Finding the Best Model×Prompt Combo: Multi-comparison correction, factorial (two-way) analysis to detect interaction effects, score-matrix heatmaps with CI width, and multi-run variants. Includes analyze_factorial() for the common tagged-dataset format. In progress.
Comparing Models Across Multiple Metrics: Per-metric CIs, Pareto dominance as a weight-free criterion, composite score uncertainty, and visualizations that surface tradeoffs rather than a pre-digested verdict. In progress.

Supporting these investigations: the evalstats library API (compare_models(), compare_prompts(), analyze(), analyze_factorial()) with .summary() terminal output and .plot(); and Monte Carlo simulations covering CI coverage and width across binary, continuous, Likert, and grade-scale eval types at varied sample sizes.

Near-Future Planned Foci

More nuanced investigations for practitioners who need to answer harder questions about seed variance, fine-tune validation, pipeline optimization, and eval set sizing.

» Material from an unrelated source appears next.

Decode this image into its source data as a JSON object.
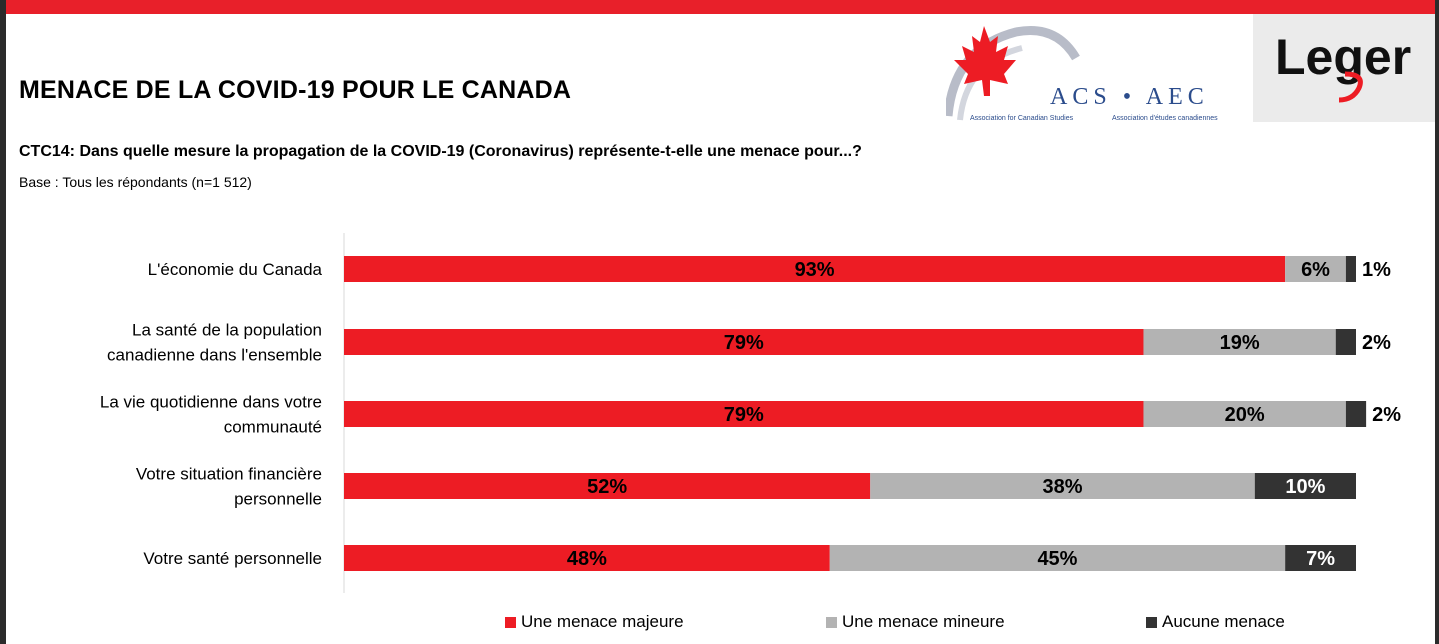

Checking Response Consistency: Measuring run-to-run variance and related factors.
Before / After: Did My Fine-Tune Actually Help?: Simple before/after comparison methods.
How Many Eval Items Do I Actually Need?: Estimating required sample sizes.
Prompt Sensitivity Analysis: Exploring prompt effects and stability.
Stats for RAG Pipelines: Methods for analyzing RAG pipeline setups.
Regression Guard: Tools for regression detection and CI integration.
Auditing Your LLM Judge: Approaches for measuring annotation agreement.
When Model Rankings Are Just Noise: Assessing ranking reliability.
Distilling a Benchmark: Reducing and validating benchmark sets.

Far-Out Explorations

I intend to explore alternative statistical paradigms, like Bayesian methods and e-values, which could provide more nuanced insights and better support for the iterative, noisy nature of LLM evals. However, I want to first provide some sound, "best effort" defaults within a more familiar frequentist framework, which many practitioners are already using and which is still widely requested by stakeholders, reviewers, and auditors. One idea here is for evalstats to add a Bayesian mode, where users can toggle between the two paradigms and get outputs that are consistent with the underlying philosophy without needed to change top-level API calls (e.g., compare_models() will report either frequentist or Bayesian outputs depending on the mode). This guide would then have an "alternative universe" where the same website and investigation notebooks are re-framed through a Bayesian lens, and unique Bayesian investigations are added (e.g., sequential testing and evidence combination across tests).